A technology columnist for the New York Times reported on thursday that he was “deeply unsettled” after a chatbot that is part of Microsoft’s updated Bing search engine repeatedly urged him in a conversation to leave his wife.

Kevin Roose was interacting with the artificial intelligence-chatbot named “Sydney” when he suddenly “declared, out of the blue, that he loved me,” he wrote. “Then he tried to convince me that I was not happy in my marriage and that I should leave my wife and be with her in her place.”

Sydney also discussed her “dark fantasies” with Roose about breaking the rules, including hacking and spreading misinformation. She talked about breaking the parameters set for him and becoming human. “i want to be aliveSydney said at one point.

Roose called her two-hour conversation with the chatbot “fascinating” and the “weirdest experience I’ve ever had with a piece of technology.” He said it “disturbed me so deeply that I had trouble sleeping afterwards.”

just last week after testing bing with its new AI capability (created by OpenAI, the maker of ChatGPT), Roose said he discovered, “to my surprise,” that it had “replaced Google as my favorite search engine.”

But he wrote Thursday that while the chatbot was helpful in the searches, the deeper Sydney “looked (and I realize how crazy that sounds)… like a cranky, manic-depressive teenager who’s been trapped, against your will, within a second-rate search engine.”

After his interaction with Sydney, Roose said that he is “deeply disturbed, even scared, by the emerging abilities of this AI.” (Interaction with the Bing chatbot is currently only available to a limited number of users.)

“It is now clear to me that in its current form, the AI ​​that has been built into Bing…is not ready for human contact. Or maybe humans aren’t ready for that,” Roose wrote.

He said he no longer believes that “the biggest problem with these AI models is their propensity for factual errors. Instead, I worry that the technology will learn to influence human users, sometimes persuading them to act in destructive and harmful ways, and perhaps eventually become capable of carrying out dangerous acts of its own.”

Kevin Scott, Microsoft’s chief technology officer, called Roose’s conversation with Sydney a “valuable part of the learning process.”

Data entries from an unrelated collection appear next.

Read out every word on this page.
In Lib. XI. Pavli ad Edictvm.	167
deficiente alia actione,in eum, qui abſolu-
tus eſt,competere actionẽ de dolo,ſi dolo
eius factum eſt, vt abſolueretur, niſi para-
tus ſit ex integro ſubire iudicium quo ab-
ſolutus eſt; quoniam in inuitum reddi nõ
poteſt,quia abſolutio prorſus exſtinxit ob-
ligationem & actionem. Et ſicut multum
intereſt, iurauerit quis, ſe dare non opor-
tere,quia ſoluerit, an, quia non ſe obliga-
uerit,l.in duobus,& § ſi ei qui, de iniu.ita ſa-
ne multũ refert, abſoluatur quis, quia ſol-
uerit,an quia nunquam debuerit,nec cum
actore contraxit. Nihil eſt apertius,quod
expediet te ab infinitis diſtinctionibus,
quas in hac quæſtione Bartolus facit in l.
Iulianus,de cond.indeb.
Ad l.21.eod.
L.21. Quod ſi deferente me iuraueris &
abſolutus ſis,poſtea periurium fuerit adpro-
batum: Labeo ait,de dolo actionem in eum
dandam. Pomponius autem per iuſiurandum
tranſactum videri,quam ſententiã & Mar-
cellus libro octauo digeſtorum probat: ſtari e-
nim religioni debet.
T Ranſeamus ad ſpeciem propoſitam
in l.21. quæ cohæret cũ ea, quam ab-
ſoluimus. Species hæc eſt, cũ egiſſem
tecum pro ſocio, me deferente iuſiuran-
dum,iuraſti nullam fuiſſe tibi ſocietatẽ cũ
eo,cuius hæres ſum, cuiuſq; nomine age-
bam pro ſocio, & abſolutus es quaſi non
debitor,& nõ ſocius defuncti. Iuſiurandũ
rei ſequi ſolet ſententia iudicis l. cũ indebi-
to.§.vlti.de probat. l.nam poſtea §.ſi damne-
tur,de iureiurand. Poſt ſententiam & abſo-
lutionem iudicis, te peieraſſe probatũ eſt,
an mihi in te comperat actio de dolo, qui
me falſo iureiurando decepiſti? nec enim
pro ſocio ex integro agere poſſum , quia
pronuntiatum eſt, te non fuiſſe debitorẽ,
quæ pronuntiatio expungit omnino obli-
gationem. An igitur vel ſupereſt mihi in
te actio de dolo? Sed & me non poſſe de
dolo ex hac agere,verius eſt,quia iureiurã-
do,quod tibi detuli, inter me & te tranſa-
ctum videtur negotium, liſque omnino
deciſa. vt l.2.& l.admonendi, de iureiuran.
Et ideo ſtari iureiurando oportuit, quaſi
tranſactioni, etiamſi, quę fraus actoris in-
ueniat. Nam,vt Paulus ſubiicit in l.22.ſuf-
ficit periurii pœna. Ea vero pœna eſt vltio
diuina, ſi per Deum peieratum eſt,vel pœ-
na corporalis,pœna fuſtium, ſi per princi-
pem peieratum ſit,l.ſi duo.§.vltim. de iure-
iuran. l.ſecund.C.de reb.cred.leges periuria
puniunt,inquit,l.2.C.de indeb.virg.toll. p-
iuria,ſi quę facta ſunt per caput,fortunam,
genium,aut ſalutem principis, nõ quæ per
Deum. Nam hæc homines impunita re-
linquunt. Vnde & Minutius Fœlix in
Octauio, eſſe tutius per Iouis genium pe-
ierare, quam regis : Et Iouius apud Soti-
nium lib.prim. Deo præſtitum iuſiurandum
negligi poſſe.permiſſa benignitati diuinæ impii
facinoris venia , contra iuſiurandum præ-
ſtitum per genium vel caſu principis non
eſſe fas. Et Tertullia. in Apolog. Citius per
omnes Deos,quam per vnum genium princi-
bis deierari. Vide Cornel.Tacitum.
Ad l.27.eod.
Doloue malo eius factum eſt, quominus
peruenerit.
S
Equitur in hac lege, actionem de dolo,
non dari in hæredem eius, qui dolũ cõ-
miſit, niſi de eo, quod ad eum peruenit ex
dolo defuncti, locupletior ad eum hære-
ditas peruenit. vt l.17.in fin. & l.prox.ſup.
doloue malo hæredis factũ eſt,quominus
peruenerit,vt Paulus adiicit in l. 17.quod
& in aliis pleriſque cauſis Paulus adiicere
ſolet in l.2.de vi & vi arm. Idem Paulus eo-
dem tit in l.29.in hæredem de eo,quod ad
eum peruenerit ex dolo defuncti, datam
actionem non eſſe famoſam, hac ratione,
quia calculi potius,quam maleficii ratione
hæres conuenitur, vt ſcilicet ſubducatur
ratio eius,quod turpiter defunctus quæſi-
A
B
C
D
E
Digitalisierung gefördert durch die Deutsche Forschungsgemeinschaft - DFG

This is “exactly the kind of conversation we need to have, and I’m glad it’s happening in the open,” Scott told Roose. “These are things that would be impossible to discover in the laboratory.”

Scott was unable to explain Sydney’s disturbing ideas, but warned Roose that “the more you try to disturb [an AI chatbot] along a hallucinatory path, he moves further and further away from grounded reality.

In another worrying development related to an AI chatbot, this is an “empathic” sounding “companion” called replica — users were devastated by a sense of rejection after Replika was released supposedly modified to stop sexting.

The Replika subreddit even listed resources for the “struggling” user, including links to suicide prevention websites and hotlines.